1785 - Elizabeth Lady Craven, englische Schriftstellerin
Der Sultan und die Frauen von Konstantinopel
Ich bezog als meine Wohnung im Hotel der Französischen Gesandtschaft. [… Es] hat das Ansehen eines schönen französischen Hotels, und ist von guten Steinen und Holz gebaut, welches hier ein seltenes Bauzeug ist. Aus meinen Fenstern sah ich den Sultan auf einem silbernen Polsterbette sitzen, während seine Boote und andere, die ihn begleiten sollten, an dem Ufer des Gartens hielten – ein wahrhaft prachtvoller Anblick. Mit unsern Fernrohren sahen wir deutlich die orientalische Pracht. Des Sultans Bart war schwarz gefärbt, um ihm das Ansehen von Jugend zu geben, und in einer gehörigen Weite hätte man ihn für jung halten können; dieser Bart aber machte einen seltsamen Contrast mit seinem gelben, bleichen Gesicht. Der Kiosk, worin er auf seinem silbernen Polster saß, war nicht sehr groß und zeichnete sich in nichts vor den andern dort befindlichen aus.

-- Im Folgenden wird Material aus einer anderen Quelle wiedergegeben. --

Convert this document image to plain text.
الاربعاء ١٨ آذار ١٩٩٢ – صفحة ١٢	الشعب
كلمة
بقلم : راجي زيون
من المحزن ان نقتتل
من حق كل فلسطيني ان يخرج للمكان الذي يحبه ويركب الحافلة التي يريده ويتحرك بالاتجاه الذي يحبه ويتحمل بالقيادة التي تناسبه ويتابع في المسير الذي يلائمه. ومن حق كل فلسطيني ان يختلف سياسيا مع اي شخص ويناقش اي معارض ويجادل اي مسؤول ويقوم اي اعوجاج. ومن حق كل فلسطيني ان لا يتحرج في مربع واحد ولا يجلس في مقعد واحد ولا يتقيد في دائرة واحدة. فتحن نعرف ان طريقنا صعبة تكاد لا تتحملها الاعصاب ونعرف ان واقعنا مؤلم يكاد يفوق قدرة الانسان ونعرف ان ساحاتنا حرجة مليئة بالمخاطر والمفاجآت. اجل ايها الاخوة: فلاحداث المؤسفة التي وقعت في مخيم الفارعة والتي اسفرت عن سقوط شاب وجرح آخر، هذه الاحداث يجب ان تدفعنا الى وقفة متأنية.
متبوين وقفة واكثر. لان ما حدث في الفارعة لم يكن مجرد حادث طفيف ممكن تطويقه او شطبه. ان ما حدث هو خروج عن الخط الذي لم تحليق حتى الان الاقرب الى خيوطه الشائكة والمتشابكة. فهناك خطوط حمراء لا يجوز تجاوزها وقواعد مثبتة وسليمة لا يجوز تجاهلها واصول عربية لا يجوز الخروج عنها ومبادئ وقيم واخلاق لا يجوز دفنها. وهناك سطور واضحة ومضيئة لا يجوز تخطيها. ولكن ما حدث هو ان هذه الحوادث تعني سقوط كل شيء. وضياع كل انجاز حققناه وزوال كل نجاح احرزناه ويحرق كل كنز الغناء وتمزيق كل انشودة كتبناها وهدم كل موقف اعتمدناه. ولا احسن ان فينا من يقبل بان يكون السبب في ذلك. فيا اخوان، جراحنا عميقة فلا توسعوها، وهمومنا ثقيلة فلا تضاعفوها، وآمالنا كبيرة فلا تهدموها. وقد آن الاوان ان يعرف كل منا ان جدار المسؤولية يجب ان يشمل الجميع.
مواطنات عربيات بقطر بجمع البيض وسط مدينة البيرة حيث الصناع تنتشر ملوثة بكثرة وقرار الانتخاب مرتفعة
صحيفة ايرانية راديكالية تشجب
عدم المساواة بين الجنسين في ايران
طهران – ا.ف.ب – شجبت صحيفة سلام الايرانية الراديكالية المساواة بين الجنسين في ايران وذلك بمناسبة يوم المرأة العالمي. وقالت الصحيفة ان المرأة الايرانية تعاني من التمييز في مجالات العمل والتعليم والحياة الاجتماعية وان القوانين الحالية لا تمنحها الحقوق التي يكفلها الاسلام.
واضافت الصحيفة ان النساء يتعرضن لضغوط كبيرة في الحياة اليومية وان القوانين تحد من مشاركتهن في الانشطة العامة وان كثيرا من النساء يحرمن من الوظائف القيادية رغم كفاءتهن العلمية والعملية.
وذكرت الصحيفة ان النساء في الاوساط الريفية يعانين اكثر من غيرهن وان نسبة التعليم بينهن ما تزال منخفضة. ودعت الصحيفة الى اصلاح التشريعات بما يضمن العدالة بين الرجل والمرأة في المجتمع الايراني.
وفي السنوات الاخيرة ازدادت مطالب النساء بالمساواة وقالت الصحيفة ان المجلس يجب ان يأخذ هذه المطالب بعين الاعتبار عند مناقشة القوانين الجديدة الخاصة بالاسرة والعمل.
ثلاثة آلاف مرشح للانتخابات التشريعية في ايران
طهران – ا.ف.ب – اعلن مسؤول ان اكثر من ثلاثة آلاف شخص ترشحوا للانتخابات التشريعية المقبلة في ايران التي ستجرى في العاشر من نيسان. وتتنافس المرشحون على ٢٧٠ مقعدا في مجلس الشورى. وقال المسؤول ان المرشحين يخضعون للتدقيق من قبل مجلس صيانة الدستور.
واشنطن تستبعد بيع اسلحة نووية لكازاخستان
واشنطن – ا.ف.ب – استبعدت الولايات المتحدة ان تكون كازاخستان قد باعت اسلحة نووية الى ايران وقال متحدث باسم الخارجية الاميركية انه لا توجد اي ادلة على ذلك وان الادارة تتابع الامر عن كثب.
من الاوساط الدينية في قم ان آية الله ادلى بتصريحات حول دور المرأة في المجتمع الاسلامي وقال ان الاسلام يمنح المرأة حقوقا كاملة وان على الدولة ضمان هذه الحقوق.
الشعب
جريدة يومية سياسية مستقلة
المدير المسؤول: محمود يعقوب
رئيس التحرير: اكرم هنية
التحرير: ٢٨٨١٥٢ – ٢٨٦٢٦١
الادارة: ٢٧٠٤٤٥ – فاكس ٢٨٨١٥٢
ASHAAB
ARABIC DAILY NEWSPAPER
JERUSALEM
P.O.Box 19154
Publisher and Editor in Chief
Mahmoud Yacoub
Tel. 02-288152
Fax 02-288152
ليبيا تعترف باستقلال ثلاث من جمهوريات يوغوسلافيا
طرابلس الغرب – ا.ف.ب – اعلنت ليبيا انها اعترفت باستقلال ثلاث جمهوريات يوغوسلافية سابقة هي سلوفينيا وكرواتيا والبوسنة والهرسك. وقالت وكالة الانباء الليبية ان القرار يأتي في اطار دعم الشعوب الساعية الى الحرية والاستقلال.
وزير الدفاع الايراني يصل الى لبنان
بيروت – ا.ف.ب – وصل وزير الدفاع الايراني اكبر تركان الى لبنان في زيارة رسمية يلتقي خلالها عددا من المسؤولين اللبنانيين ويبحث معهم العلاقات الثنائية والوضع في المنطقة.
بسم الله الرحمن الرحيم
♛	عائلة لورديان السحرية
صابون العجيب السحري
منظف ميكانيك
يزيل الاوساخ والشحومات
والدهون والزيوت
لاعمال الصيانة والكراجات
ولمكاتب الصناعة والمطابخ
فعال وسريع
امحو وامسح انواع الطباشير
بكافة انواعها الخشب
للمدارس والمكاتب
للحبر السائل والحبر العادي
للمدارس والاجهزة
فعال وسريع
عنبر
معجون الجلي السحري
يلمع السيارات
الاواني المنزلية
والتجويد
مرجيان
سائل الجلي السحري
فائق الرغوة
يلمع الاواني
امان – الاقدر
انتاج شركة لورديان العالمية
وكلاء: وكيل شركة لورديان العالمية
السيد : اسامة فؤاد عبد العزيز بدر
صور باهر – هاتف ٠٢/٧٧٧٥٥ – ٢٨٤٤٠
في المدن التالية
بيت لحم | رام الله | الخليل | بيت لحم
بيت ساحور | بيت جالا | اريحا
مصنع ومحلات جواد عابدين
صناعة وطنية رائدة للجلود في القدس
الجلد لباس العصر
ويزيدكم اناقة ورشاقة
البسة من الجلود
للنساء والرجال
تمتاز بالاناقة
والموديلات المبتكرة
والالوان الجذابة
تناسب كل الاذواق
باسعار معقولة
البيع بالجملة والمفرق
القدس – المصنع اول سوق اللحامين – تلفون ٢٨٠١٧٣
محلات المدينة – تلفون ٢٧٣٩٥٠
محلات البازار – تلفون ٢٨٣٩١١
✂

Die Frauen, deren es eine große Anzahl gab, glichen wandernden Mumien. Ein langes loses Kleid von dunkelgrünem Zeug bedeckt sie vom Nacken bis zu den Füßen; darüber tragen sie ein breites Stück Musselin, um Schultern und Arme gewickelt, und ein anderes, das Kopf und Augen bedeckt. Alle diese Hüllen entstellen Gestalt und Bildung so sehr, daß jeder Rang darunter verborgen wird. Ich kenne kein Land, wo die Frauen einer größeren Freiheit, geschützt gegen jeden Vorwurf, genießen, als hier. Ein türkischer Ehemann, der ein Paar Pantoffeln an der Thüre seines Harems sieht, darf nicht hieneingehen; seine Achtung für das Geschlecht hindert ihn hineinzutreten, wenn eine Fremde hier zu Besuch ist. Wie leicht ist es nur, daß ein Mann als Frau verkleidet sich zu einem solchen Besuch hineinschleicht!
Wäre ich geneigt gewesen, auf die Straße zu gehen, so hätte ich sicher eine gleiche Kleidung getragen; hätte man mich auch erkannt, so hätte das nichts zu sagen gehabt, denn die türkischen Weiber reden sich nie bei ihrem eigenen Namen an.
Wenn ich ausging, hatt ich stets des Botschafters Sänfte, die von vier Türken getragen wird, und unsern Tragsesseln ähnlich ist, nur daß sie stark vergoldet und bemalt war. Zwei Janitscharen gingen voraus mit hohen Pelzmützen, denn alle Gesanften erhalten von der Pforte Janitscharen, zu ihrer Sicherheit. Ich fürchtete jeden Augenblick von den Türken niedergeworfen zu werden, so tölpisch waren die Kerls.